Política pública, gestão social

ROBERTO NICOLSKY


Para dar impulso ao nosso desenvolvimento tecnológico, é preciso que a gestão dos recursos para inovação seja distribuída

UM RECENTE convênio do MEC (Ministério da Educação) com o Sistema S amplia o número de vagas gratuitas nos cursos profissionalizantes mantidos pelas entidades envolvidas sem ferir as suas autonomias institucionais, num arranjo que vai ao encontro das necessidades de formação profissional da indústria do país.
A meta é que, em 2014, o Senai (Serviço Nacional de Aprendizagem Industrial) invista 66,6% de sua receita líquida em cursos gratuitos, ou seja, mais da metade dos recursos da entidade e um aumento significativo em comparação com os 46% de hoje.
O Sesi (Serviço Social da Indústria) também aumentará gradativamente a destinação de parte da receita líquida a vagas gratuitas de educação básica e continuada até atingir o percentual de 16,67% em 2014.
O fato de a gestão dos recursos continuar nas mãos da sociedade civil organizada contribuirá para promover uma articulação mais profunda dos cursos do Senai com o desenvolvimento tecnológico nacional.
O convênio firmado apresenta-se, em sua concepção e formato, mais eficaz do que qualquer proposta de cunho estatizante direcionada para o ensino profissional.
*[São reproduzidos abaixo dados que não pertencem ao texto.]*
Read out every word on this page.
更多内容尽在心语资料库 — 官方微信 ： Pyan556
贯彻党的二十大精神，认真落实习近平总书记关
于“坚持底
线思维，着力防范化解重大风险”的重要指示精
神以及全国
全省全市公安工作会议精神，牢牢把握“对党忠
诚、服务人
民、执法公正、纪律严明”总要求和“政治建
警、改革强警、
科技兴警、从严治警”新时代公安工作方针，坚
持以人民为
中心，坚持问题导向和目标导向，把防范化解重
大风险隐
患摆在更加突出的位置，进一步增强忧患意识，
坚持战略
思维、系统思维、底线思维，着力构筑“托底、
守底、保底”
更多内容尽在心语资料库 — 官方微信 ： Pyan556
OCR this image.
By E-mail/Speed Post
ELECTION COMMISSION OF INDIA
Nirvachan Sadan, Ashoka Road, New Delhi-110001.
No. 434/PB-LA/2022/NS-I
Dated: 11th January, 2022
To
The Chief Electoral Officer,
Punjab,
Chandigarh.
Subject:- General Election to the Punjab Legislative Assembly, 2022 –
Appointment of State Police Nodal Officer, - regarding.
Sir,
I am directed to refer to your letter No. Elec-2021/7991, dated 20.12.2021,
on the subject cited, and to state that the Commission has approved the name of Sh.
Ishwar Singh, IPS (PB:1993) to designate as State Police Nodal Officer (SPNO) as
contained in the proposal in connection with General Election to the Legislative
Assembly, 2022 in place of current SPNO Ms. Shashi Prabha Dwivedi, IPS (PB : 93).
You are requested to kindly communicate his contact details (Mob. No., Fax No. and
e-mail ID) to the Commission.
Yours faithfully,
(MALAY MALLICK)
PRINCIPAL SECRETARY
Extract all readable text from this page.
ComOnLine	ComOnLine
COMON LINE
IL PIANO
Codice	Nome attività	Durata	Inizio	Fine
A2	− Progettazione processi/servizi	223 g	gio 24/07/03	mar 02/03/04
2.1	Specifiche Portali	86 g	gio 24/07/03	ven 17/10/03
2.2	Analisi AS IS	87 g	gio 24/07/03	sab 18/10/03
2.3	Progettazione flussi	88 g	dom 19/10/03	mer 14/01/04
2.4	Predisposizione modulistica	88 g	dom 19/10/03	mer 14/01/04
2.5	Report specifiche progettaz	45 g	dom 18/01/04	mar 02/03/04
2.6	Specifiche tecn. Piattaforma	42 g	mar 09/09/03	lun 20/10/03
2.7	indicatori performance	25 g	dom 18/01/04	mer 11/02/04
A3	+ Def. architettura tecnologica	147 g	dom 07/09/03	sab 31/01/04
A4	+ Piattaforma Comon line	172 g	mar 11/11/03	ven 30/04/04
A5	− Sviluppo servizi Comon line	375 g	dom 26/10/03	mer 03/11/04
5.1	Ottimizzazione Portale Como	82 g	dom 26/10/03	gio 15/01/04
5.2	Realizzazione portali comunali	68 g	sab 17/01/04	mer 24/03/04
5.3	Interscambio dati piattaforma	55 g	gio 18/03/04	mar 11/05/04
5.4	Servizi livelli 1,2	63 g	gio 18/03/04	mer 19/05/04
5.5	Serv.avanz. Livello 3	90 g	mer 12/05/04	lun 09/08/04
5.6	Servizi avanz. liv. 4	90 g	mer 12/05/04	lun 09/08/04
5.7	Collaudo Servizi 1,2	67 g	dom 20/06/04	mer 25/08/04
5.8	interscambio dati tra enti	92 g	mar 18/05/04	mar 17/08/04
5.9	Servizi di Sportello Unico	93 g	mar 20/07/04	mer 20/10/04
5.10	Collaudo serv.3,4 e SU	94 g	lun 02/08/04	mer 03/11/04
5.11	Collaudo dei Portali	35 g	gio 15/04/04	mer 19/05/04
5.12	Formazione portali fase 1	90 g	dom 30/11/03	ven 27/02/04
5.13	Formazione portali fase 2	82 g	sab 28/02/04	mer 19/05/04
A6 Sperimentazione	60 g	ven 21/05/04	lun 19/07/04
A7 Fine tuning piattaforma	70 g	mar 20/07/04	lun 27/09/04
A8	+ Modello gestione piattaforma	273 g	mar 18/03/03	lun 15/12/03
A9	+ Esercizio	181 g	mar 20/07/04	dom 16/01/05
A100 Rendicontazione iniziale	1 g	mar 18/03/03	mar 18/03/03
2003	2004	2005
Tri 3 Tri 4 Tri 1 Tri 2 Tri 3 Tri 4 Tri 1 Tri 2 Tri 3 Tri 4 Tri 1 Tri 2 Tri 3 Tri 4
Afinal, não se pode dizer que a experiência da gestão estatal na educação técnica esteja sendo bem-sucedida.
Sob responsabilidade do MEC, os Cefets (centros federais de educação tecnológica) têm tido a sua função desvirtuada: em vez de se dedicarem a formar técnicos qualificados para o setor produtivo, têm servido como trampolim de alunos de classe média para a universidade. Apenas 36% dos técnicos de nível médio que trabalham na indústria vêm das escolas federais especializadas.
Por outro lado, 64% dos técnicos ativos vêm dos centros de formação do Senai, o que demonstra a força que tem esse sistema de capacitação profissional.
Não é difícil entender o porquê dessa diferença: por ser uma iniciativa das entidades empresariais da indústria, que efetivamente conhecem as necessidades do setor produtivo, as escolas do Senai preparam seus alunos diretamente para o mercado, sem perder o foco.
Se houver maior interação entre os setores público e privado, aliando conhecimentos, experiências e recursos, o resultado dos projetos de formação de mão-de-obra qualificada pode ser ainda melhor.
Conjugar finalidade social, o que somente o Estado pode assegurar, com agilidade e flexibilidade gerencial, o que somente o setor privado pode prover efetivamente, é um desafio não somente para o desenvolvimento do ensino profissionalizante. O mesmo raciocínio vale para a política de fomento à inovação tecnológica, na qual o MCT (Ministério da ciência e Tecnologia) poderia assumir o papel de articulador entre governo, indústria e instituições de fomento à inovação, além de oferecer a sua parcela de contribuição sob forma de recursos financeiros alocados de forma descentralizada.
A lei de inovação (nº 10.973/04), em seu artigo 19, que cria a subvenção econômica, faculta ao governo, em seu "caput", repassar recursos a entidades tecnológicas setoriais (ETS) do setor produtivo que tenham a inovação tecnológica como foco de atuação, para que levem essa forma de estímulo às empresas afiliadas, assegurando capilaridade às ações de fomento.
O espírito de parceria do MCT com as entidades da sociedade organizada deve ser cultivado não em caráter eventual, como ocorreu neste ano no edital de inovação do Senai, quando o MCT aportou R$ 1 milhão em recursos e R$ 1,2 milhão em bolsas. Deve ter forma permanente, especialmente para impulsionar as pequenas empresas, cuja dimensão está fora da capacidade de atendimento das agências governamentais de incentivo à inovação tecnológica.
Ao fixarem em R$ 1 milhão o valor mínimo por projeto, tanto os editais da Finep (Financiadora de Estudos e Projetos) quanto os financiamentos do BNDES alijaram as pequenas empresas de seus programas de fomento à inovação.
Ora, o artigo 65 da recente lei complementar nº 123 (Estatuto da Pequena Empresa) determina que 20% das verbas das agências no fomento à inovação devem ser destinados a empresas de pequeno porte, o que não tem sido cumprido à risca.
Segundo a lei, por exemplo, esse segmento teria direito a R$ 90 milhões dos R$ 450 milhões destinados pela Finep no edital deste ano de subvenção à inovação nas empresas.
Sistemas fechados evoluem com dificuldade. Para dar impulso ao desenvolvimento tecnológico no país, é fundamental que a gestão dos recursos para inovação seja distribuída, compartilhada entre os atores institucionais envolvidos. É preciso institucionalizar a parceria do MCT nos editais de inovação não apenas do Senai, mas também de ETS.
A sociedade, que financia tudo isso na ponta do processo, teria como contrapartida a geração de empregos, o aumento da renda e a sua melhor distribuição e o crescimento econômico decorrente da competitividade que só o desenvolvimento tecnológico genuíno pode proporcionar. O país só teria a ganhar com essa cooperação.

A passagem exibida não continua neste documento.